The third requirement for useful evaluations is actionability. That is, information that doesn’t change what anyone does is in a formal sense valueless. So to make evaluations valuable, there must be some clear framework for what firms are supposed to be doing with the results, either internal policies or external legal requirements. But the value of information in complex environments can be messy.
This is slowly getting fixed; internally with safety frameworks, and externally with regulatory requirements. However, it is difficult to tie narrow technical results into broader frameworks for response, especially when the evaluations themselves are changing over time more rapidly than the frameworks for how to use them.
The Worst Option, or the Pragmatic Option?
The easy alternative is to give up. The default has been not to measure well, not to build robust and interpretable evaluations, and to instead rely on vibes, or external arguments like defaulting to not regulating, or allowing industry to “self regulate” while policymakers lag behind in understanding and in ability to respond.
But as the saying goes, the most valuable data point is the first one. Even bad evaluations give some information, especially when those receiving the information understand what is being evaluated. Expecting perfection instead of understanding the evaluations and accepting the tradeoffs is wasting everyone’s time. The ISO has a standard for LLM evaluation that is being developed, and until then, there are various checklists; Betterbench for technical benchmarks, RAND’s preliminary GPAI checklist, and the STREAM checklist for dangerous misuse evaluations.
But these are different. Partly, different stakeholders have different needs, and evaluations that serve one set of needs well don’t necessarily give useful information for others. This is not only contingent, it’s sometimes fundamental. For example, the evaluations that are useful for building models or fine-tuning them are not useful for demonstrating that those capabilities work – the models are literally trained for the test. Similarly, evaluations built for auditing models may need to be non-public so that model developers cannot cheat, but that necessarily means that the methods are less transparent for the public and for policymakers.
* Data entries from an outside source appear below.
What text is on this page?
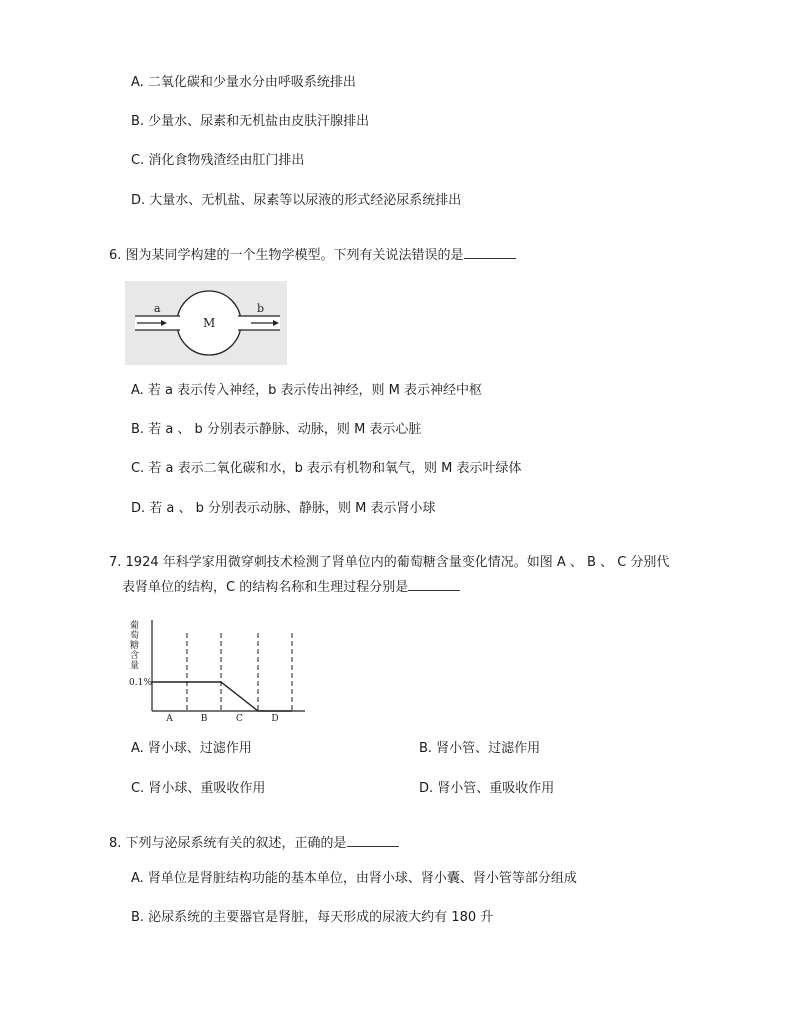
A. 二氧化碳和少量水分由呼吸系统排出
B. 少量水、尿素和无机盐由皮肤汗腺排出
C. 消化食物残渣经由肛门排出
D. 大量水、无机盐、尿素等以尿液的形式经泌尿系统排出
6. 图为某同学构建的一个生物学模型。下列有关说法错误的是
a	b
M
A. 若 a 表示传入神经，b 表示传出神经，则 M 表示神经中枢
B. 若 a 、 b 分别表示静脉、动脉，则 M 表示心脏
C. 若 a 表示二氧化碳和水，b 表示有机物和氧气，则 M 表示叶绿体
D. 若 a 、 b 分别表示动脉、静脉，则 M 表示肾小球
7. 1924 年科学家用微穿刺技术检测了肾单位内的葡萄糖含量变化情况。如图 A 、 B 、 C 分别代
表肾单位的结构，C 的结构名称和生理过程分别是
葡
萄
糖
含
量
0.1%
A	B	C	D
A. 肾小球、过滤作用	B. 肾小管、过滤作用
C. 肾小球、重吸收作用	D. 肾小管、重吸收作用
8. 下列与泌尿系统有关的叙述，正确的是
A. 肾单位是肾脏结构功能的基本单位，由肾小球、肾小囊、肾小管等部分组成
B. 泌尿系统的主要器官是肾脏，每天形成的尿液大约有 180 升
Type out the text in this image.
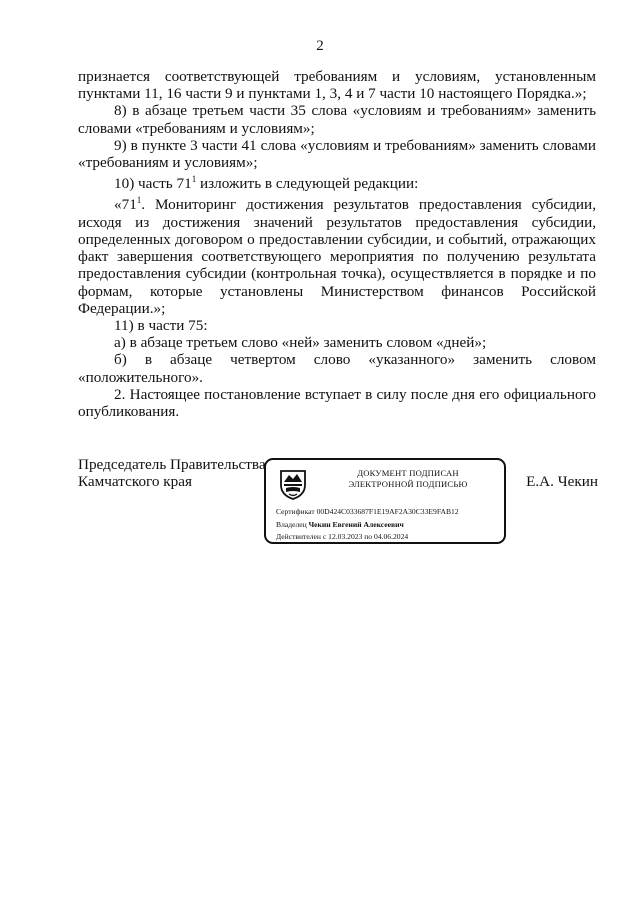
2

признается соответствующей требованиям и условиям, установленным пунктами 11, 16 части 9 и пунктами 1, 3, 4 и 7 части 10 настоящего Порядка.»;

8) в абзаце третьем части 35 слова «условиям и требованиям» заменить словами «требованиям и условиям»;

9) в пункте 3 части 41 слова «условиям и требованиям» заменить словами «требованиям и условиям»;

10) часть $71^1$ изложить в следующей редакции:

«$71^1$. Мониторинг достижения результатов предоставления субсидии, исходя из достижения значений результатов предоставления субсидии, определенных договором о предоставлении субсидии, и событий, отражающих факт завершения соответствующего мероприятия по получению результата предоставления субсидии (контрольная точка), осуществляется в порядке и по формам, которые установлены Министерством финансов Российской Федерации.»;

11) в части 75:

а) в абзаце третьем слово «ней» заменить словом «дней»;

б) в абзаце четвертом слово «указанного» заменить словом «положительного».

2. Настоящее постановление вступает в силу после дня его официального опубликования.

Председатель Правительства
Камчатского края
ДОКУМЕНТ ПОДПИСАН
ЭЛЕКТРОННОЙ ПОДПИСЬЮ
Сертификат 00D424C033687F1E19AF2A30C33E9FAB12
Владелец Чекин Евгений Алексеевич
Действителен с 12.03.2023 по 04.06.2024
Е.А. Чекин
But even fundamental tensions don’t make the processes useless, they just require navigating and accepting the tradeoffs. And that does not require abandoning the goal of improving the evaluations. There is also a cross-stakeholder effort to build consensus about which practices are widely endorsed (which I helped lead.) We can still push for better practices which everyone can adopt, and set better expectations.
Some difficulties with evaluation of AI systems are fundamental, and will not be fixed via advocating better practices. But many more are solvable, and the path to doing so requires only that we insist on better practices – most of which are already agreed to in principle. The next step is getting those changes to happen.